What would be the phenotype of an E. coli strain in which the tandem trp codons in the leader region were mutated so that they coded for serine instead?

Propose a mechanism by which a cell might sense and respond to levels of \(\mathrm{Na}^{+}\)in its environment.

The extracytoplasmic sigma factor (ECF) \(\sigma^{\mathrm{E}}\) is required for full virulence in Mycobacterium tuberculosis, which causes tuberculosis. Many stimuli induce \(\sigma^{\mathrm{E}}\) production, including detergent stress to the cell surface, alkaline pH, heat shock, and oxidative stress. Unlike most ECF sigma factors, \(\sigma^{\mathrm{E}}\) does not regulate its own transcription. Because it is so important in \(M\). tuberculosis pathogenicity, microbiologists want to understand what controls \(\sigma^{\mathrm{E}}\) production.
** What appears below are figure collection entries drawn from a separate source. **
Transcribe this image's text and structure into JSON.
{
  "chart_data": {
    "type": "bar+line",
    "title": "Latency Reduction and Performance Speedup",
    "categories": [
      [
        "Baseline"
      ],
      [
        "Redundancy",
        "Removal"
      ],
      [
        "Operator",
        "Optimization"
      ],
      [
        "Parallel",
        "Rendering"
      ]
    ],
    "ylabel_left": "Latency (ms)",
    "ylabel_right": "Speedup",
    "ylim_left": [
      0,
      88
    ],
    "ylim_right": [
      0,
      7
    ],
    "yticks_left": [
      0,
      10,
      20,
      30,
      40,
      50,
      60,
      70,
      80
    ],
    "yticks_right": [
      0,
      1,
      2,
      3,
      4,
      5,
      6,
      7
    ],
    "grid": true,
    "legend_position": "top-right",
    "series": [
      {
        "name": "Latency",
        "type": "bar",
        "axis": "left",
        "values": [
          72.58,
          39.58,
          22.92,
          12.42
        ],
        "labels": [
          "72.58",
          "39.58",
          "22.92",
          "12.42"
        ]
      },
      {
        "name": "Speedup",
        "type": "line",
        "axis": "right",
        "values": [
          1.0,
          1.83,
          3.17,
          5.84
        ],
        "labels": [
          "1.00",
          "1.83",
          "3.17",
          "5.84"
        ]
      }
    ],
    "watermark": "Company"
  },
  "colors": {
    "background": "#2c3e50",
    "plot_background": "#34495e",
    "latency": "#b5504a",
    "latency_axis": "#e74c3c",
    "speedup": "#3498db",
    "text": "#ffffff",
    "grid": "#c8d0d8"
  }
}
They have discovered that at least three different types of regulation are in play. (1) A two-component regulatory system consisting of MprA and MprB (signal kinase and response regulator, respectively) activates transcription of the \(\sigma^{\mathrm{F}}\) structural gene \(\operatorname{sig} E\) in response to cell surface stress and increases in pH. (2) The \(M\). tuberculosis heatshock sigma factor, \(\sigma^{\mathrm{H}}\), activates transcription of \(\operatorname{sig} E\) in response to heat shock and oxidative stress, and (3) an antisigma factor RsrA binds to and inactivates \(\sigma^{\mathrm{E}}\). Sketch this regulatory network using arrows to represent induction and cross- hatched lines to indicate repression. How might RsrA be regulated so that it is not always bound to \(\sigma^{E}\) ? Suggest an explanation for why \(M\). tuberculosis uses three different regulatory mechanisms to control \(\operatorname{sig} E\) expression. Is this type of regulatory layering unusual in bacterial cells? Explain your answer.